A street intersection sticks in my memory from my neurosurgery residency years. I drove the two-mile distance from hospital to home every other evening, usually after dark, seeking a few hours of sleep, a change of clothes, and a chance to see my wife and young son, if he was still awake. I sometimes fell asleep, usually only nodding briefly, but sometimes sinking into profound stupor only to be startled awake by a blast from an automobile horn as I waited at the long stoplight only a quarter of a mile from home. Too fatigued to pause for even 60 seconds without fading out, I learned to set my foot tightly against the brake.
A room darkened for the Saturday morning neuropathology conference meant a catnap for a clouded mind after a Friday night on call. Even as little as two hours of sleep could stave off the torpor of sleeplessness.
Every neurosurgeon has a story, or many stories, of fatigue, countless long hours, and work to the point of exhaustion during training. For some the pace continues long after residency or fellowship, especially where emergency and trauma call is heavy. Subarachnoid hemorrhage respects no hours. Traumatic cerebral contusion knows no schedules. This is what our training taught us; this is what neurosurgeons do.

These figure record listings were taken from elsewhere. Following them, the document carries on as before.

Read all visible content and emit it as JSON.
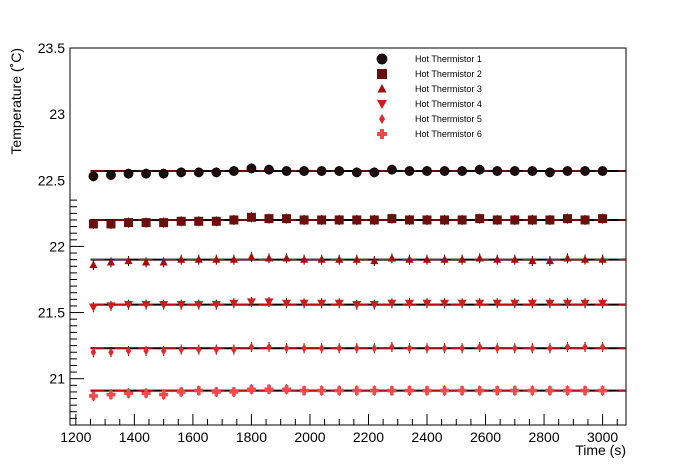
{
  "chart_data": {
    "type": "scatter",
    "title": "",
    "xlabel": "Time (s)",
    "ylabel": "Temperature (˚C)",
    "xlim": [
      1180,
      3080
    ],
    "ylim": [
      20.65,
      23.5
    ],
    "x_ticks": [
      "1200",
      "1400",
      "1600",
      "1800",
      "2000",
      "2200",
      "2400",
      "2600",
      "2800",
      "3000"
    ],
    "y_ticks": [
      "21",
      "21.5",
      "22",
      "22.5",
      "23",
      "23.5"
    ],
    "legend": "top-right",
    "grid": false,
    "x": [
      1260,
      1320,
      1380,
      1440,
      1500,
      1560,
      1620,
      1680,
      1740,
      1800,
      1860,
      1920,
      1980,
      2040,
      2100,
      2160,
      2220,
      2280,
      2340,
      2400,
      2460,
      2520,
      2580,
      2640,
      2700,
      2760,
      2820,
      2880,
      2940,
      3000
    ],
    "series": [
      {
        "name": "Hot Thermistor 1",
        "marker": "circle",
        "color": "#1f0d0d",
        "fit": 22.57,
        "values": [
          22.53,
          22.54,
          22.55,
          22.55,
          22.55,
          22.56,
          22.56,
          22.56,
          22.57,
          22.59,
          22.58,
          22.57,
          22.57,
          22.57,
          22.57,
          22.56,
          22.56,
          22.58,
          22.57,
          22.57,
          22.57,
          22.57,
          22.58,
          22.57,
          22.57,
          22.57,
          22.56,
          22.57,
          22.57,
          22.57
        ]
      },
      {
        "name": "Hot Thermistor 2",
        "marker": "square",
        "color": "#6b0e0e",
        "fit": 22.2,
        "values": [
          22.17,
          22.17,
          22.18,
          22.18,
          22.18,
          22.19,
          22.19,
          22.19,
          22.2,
          22.22,
          22.21,
          22.21,
          22.2,
          22.2,
          22.2,
          22.2,
          22.2,
          22.21,
          22.2,
          22.2,
          22.2,
          22.2,
          22.21,
          22.2,
          22.2,
          22.2,
          22.2,
          22.21,
          22.2,
          22.21
        ]
      },
      {
        "name": "Hot Thermistor 3",
        "marker": "triangle-up",
        "color": "#a50e0e",
        "fit": 21.9,
        "values": [
          21.86,
          21.88,
          21.89,
          21.88,
          21.88,
          21.9,
          21.9,
          21.9,
          21.9,
          21.92,
          21.91,
          21.91,
          21.9,
          21.9,
          21.9,
          21.9,
          21.89,
          21.91,
          21.9,
          21.9,
          21.9,
          21.9,
          21.91,
          21.9,
          21.9,
          21.89,
          21.89,
          21.91,
          21.9,
          21.9
        ]
      },
      {
        "name": "Hot Thermistor 4",
        "marker": "triangle-down",
        "color": "#d01c1c",
        "fit": 21.56,
        "values": [
          21.54,
          21.55,
          21.56,
          21.56,
          21.56,
          21.56,
          21.56,
          21.56,
          21.57,
          21.58,
          21.58,
          21.57,
          21.57,
          21.57,
          21.57,
          21.56,
          21.56,
          21.57,
          21.57,
          21.57,
          21.57,
          21.57,
          21.57,
          21.57,
          21.57,
          21.57,
          21.57,
          21.57,
          21.57,
          21.57
        ]
      },
      {
        "name": "Hot Thermistor 5",
        "marker": "diamond",
        "color": "#e22a2a",
        "fit": 21.23,
        "values": [
          21.2,
          21.2,
          21.21,
          21.21,
          21.21,
          21.22,
          21.22,
          21.22,
          21.22,
          21.24,
          21.24,
          21.23,
          21.23,
          21.23,
          21.23,
          21.23,
          21.23,
          21.24,
          21.23,
          21.23,
          21.23,
          21.23,
          21.24,
          21.23,
          21.23,
          21.23,
          21.23,
          21.24,
          21.24,
          21.24
        ]
      },
      {
        "name": "Hot Thermistor 6",
        "marker": "cross",
        "color": "#f24a4a",
        "fit": 20.91,
        "values": [
          20.87,
          20.88,
          20.89,
          20.89,
          20.88,
          20.9,
          20.91,
          20.9,
          20.9,
          20.92,
          20.92,
          20.92,
          20.91,
          20.91,
          20.91,
          20.91,
          20.91,
          20.91,
          20.91,
          20.91,
          20.91,
          20.91,
          20.91,
          20.91,
          20.91,
          20.91,
          20.91,
          20.91,
          20.91,
          20.91
        ]
      }
    ]
  }
}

Whether training into and through a state of exhaustion was correct or even necessary is called into question by the limiting of resident work hours. The Accreditation Council for Graduate Medical Education (ACGME) has long endorsed a limit of 80 hours per week for resident work and call. The policy has not been vigorously enforced, until now.
The New York Committee on Interns and Residents (CIR), among others, was successful in lobbying for and gaining passage of a statute in New York State more than 10 years ago, limiting resident work to 80 hours per week. The law has not produced inferior neurosurgery residents. But it has made it harder to keep a clinical service covered.
Last year the CIR, citizens’ groups, and others lobbied unsuccessfully for a bill in Congress to similarly limit resident work hours nationwide. The AANS/CNS Washington Committee vigorously opposed any federal legislation mandating specific medical training work hours, believing it best to leave judgement in the hands of the professionals who designed and reviewed training programs, namely the ACGME and the residency review committees.
The arguments for limits on resident work hours are several. Fatigue clouds judgment, blocks learning, and leads to errors, which imperil patient safety. Even resident safety is threatened, when residents fall asleep on the road after two days of continuous call. Excess resident hours are often consumed by “scut work,” ancillary service without educational value and unrelated to actual physician responsibilities.
Arguments against the 80-hour week also exist and are compelling, at least to neurosurgeons. Neurosurgery is a specialty with an arduous training program; all other specialties know it and neurosurgery residents know it coming in. Limiting work hours reduces the number of patients for whom a resident can care, and can affect the continuity of care during cases, such as long surgical cases. Neurosurgery is a high risk, difficult discipline, requiring long hours of unflinching dedication to the patient, a lesson that must be learned by experience during training in preparation for the work hours demanded in practice, where a neurosurgeon can’t just walk off the job like a shift worker when an arbitrary time limit passes.
A further consideration for practicing neurosurgeons is a corollary to the restrictions on resident work hours. If 80 hours defines the limit of safe practice time per week for a resident, how can a practicing neurosurgeon safely commit more hours? Does this rule create a liability for any neurosurgeons who serve their communities more than 80 hours per week, creating simply another future problem of access to neurosurgery care? And regarding access to neurosurgery services, with neurosurgeons less available because of time restrictions, and emergency room coverage already a problem, won’t trauma and other neurosurgery emergency services become even scarcer?
Just to further complicate the issue, the European Union allows only 58 work hours per week for residents, to be dropped to 48 hours over the next decade. Denmark allows only 37 hours, yet does not lack neurosurgery service or adequately trained neurosurgeons. The issue of resident work hours is complex, but the ACGME restrictions exist and the enforcement penalty is high. For better or for worse, beginning this summer neurosurgery will experience another transition, this time to a limited resident workweek.
James R. Bean, MD, is editor of the Bulletin and chair of the AANS/CNS Washington Committee. He is in private practice in Lexington, Ky.